U.S. Department of State 2001 Trafficking in Persons Report - Czech Republic
|Publisher||United States Department of State|
|Author||Office to Monitor and Combat Trafficking in Persons|
|Publication Date||12 July 2001|
|Cite as||United States Department of State, U.S. Department of State 2001 Trafficking in Persons Report - Czech Republic, 12 July 2001, available at: http://www.refworld.org/docid/4680d76c23.html [accessed 21 April 2014]|
|Disclaimer||This is not a UNHCR publication. UNHCR is not responsible for, nor does it necessarily endorse, its content. Any views expressed are solely those of the author or publisher and do not necessarily reflect those of UNHCR, the United Nations or its Member States.|
Czech Republic (Tier 2)
The Czech Republic is a source, transit, and destination country for trafficked persons. Czech citizens, primarily women and children, are trafficked within the country and to Western Europe for the purpose of sexual exploitation. Women from Moldova, Romania, Bulgaria, Ukraine, and the Balkan countries are trafficked to or through the Czech Republic for the purpose of sexual exploitation.

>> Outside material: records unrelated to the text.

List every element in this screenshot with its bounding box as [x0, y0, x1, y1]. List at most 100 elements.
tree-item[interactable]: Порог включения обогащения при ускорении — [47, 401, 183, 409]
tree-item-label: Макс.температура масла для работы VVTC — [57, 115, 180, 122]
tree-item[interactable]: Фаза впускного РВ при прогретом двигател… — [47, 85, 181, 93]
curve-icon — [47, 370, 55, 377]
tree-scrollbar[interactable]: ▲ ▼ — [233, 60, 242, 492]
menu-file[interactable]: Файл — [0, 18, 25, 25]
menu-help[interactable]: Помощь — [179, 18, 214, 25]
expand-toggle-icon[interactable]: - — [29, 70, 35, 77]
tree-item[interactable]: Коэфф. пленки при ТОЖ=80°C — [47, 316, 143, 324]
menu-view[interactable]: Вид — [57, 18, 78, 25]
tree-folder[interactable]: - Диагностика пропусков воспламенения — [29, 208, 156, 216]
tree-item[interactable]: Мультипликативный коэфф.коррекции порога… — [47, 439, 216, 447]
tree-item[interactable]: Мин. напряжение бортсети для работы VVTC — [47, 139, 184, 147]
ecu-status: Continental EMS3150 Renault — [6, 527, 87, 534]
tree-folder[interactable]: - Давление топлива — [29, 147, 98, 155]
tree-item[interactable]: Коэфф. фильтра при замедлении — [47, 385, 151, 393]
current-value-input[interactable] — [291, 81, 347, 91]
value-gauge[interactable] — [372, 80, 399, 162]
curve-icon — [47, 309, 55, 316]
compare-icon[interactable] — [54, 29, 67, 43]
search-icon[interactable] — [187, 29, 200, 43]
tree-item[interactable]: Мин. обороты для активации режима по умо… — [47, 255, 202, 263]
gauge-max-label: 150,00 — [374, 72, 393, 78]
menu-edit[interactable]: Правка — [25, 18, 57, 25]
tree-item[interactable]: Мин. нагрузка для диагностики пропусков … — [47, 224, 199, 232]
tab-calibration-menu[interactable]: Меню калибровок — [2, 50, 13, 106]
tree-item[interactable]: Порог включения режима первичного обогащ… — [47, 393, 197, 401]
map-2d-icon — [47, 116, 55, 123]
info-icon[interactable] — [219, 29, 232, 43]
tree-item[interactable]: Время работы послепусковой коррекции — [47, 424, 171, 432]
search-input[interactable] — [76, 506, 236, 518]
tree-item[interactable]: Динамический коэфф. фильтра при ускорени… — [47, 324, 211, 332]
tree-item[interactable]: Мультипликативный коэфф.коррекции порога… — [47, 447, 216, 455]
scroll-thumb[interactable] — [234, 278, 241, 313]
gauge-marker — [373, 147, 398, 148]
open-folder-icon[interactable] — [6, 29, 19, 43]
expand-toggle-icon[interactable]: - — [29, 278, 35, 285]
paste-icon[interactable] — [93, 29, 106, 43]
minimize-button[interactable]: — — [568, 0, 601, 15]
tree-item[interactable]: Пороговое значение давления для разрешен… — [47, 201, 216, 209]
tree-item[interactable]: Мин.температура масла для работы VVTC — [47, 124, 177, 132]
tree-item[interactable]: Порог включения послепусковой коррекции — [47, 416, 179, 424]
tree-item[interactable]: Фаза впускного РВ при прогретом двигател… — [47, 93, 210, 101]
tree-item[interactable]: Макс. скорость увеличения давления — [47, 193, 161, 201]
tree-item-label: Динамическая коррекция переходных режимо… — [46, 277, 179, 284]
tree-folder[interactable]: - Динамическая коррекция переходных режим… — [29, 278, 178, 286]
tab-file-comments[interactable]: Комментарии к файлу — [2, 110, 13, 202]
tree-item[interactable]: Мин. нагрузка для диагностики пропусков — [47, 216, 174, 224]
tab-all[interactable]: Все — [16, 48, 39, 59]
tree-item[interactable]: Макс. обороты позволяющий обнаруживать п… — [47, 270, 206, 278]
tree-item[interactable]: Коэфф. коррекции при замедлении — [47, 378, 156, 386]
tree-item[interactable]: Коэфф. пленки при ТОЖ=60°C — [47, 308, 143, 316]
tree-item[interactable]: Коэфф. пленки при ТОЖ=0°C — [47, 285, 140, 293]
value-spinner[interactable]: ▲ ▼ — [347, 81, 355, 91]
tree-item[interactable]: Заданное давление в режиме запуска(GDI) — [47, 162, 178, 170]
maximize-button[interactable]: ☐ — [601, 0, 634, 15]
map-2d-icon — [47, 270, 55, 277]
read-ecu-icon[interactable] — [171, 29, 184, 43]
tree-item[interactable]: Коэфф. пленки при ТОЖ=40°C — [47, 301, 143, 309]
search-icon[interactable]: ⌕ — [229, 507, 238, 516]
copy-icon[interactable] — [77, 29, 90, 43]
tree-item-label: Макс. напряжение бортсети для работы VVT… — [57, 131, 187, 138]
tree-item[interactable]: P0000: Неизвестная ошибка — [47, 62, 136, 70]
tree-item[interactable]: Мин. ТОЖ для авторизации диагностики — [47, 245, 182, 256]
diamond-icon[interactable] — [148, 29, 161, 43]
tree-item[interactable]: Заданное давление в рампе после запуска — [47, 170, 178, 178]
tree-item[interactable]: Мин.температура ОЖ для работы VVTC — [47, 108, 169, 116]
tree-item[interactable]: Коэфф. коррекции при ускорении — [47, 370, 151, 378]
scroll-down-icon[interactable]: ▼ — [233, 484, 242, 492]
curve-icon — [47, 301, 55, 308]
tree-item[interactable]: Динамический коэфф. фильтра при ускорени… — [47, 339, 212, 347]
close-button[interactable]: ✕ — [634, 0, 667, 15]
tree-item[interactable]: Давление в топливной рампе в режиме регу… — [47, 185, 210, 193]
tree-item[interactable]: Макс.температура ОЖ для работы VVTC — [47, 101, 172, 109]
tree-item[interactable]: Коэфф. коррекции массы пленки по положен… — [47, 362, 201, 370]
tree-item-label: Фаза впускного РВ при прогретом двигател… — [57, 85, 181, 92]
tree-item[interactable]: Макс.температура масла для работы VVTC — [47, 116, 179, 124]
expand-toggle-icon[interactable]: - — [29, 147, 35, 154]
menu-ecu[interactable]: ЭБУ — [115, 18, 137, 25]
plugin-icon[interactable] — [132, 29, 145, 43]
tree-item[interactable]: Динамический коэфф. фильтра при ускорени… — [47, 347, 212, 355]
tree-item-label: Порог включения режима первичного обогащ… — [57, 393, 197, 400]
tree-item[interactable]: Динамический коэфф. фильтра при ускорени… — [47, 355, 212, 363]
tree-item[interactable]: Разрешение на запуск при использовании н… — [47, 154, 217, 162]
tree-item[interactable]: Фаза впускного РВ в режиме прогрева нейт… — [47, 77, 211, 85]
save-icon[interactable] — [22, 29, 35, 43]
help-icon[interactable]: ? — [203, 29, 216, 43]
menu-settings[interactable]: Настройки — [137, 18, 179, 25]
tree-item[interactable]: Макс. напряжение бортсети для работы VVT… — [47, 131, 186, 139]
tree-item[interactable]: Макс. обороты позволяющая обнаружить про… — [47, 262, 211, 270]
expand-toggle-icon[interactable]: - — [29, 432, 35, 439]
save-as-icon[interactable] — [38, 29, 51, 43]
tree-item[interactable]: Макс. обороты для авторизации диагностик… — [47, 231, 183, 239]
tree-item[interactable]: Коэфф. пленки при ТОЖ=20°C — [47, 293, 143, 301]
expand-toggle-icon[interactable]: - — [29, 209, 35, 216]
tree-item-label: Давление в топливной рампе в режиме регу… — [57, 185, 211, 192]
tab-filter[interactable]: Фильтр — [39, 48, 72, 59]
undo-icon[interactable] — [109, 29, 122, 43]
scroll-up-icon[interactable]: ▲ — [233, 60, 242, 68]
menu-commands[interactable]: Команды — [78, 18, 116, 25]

The Government of the Czech Republic does not yet fully meet the minimum standards; however, the Government is making significant efforts to combat trafficking despite resource constraints. According to unconfirmed NGO reports, local border officials are sometimes complicit in trafficking. The Criminal Code prohibits trafficking in women and children for the purpose of sexual exploitation. There also are other relevant statutes that can be used to prosecute traffickers. The penalties for trafficking are roughly commensurate with those for rape or sexual assault. The Government investigates and prosecutes cases of trafficking in persons, although the conviction rates are low. For example, in 1999 a total of 66 persons were charged with trafficking in women for sexual exploitation purposes. Of those, 27 persons were tried, and 8 were sentenced to 1 to 5 years in prison. The Government cosponsored a national media and educational campaign in 2000 in order to warn women of the dangers of trafficking, and created a program to be used in schools. The Government does not provide direct assistance to victims, but does refer them to NGO's that provide assistance. Some of these NGO's receive government funding. Foreign victims are treated as illegal immigrants and either are detained or asked to leave the country within 30 days; however, foreign victims may be offered temporary residence if they agree to testify against a trafficker. Czech citizens who are trafficked to other countries often cannot receive government assistance upon their return because their identity documents have been stolen or taken by traffickers.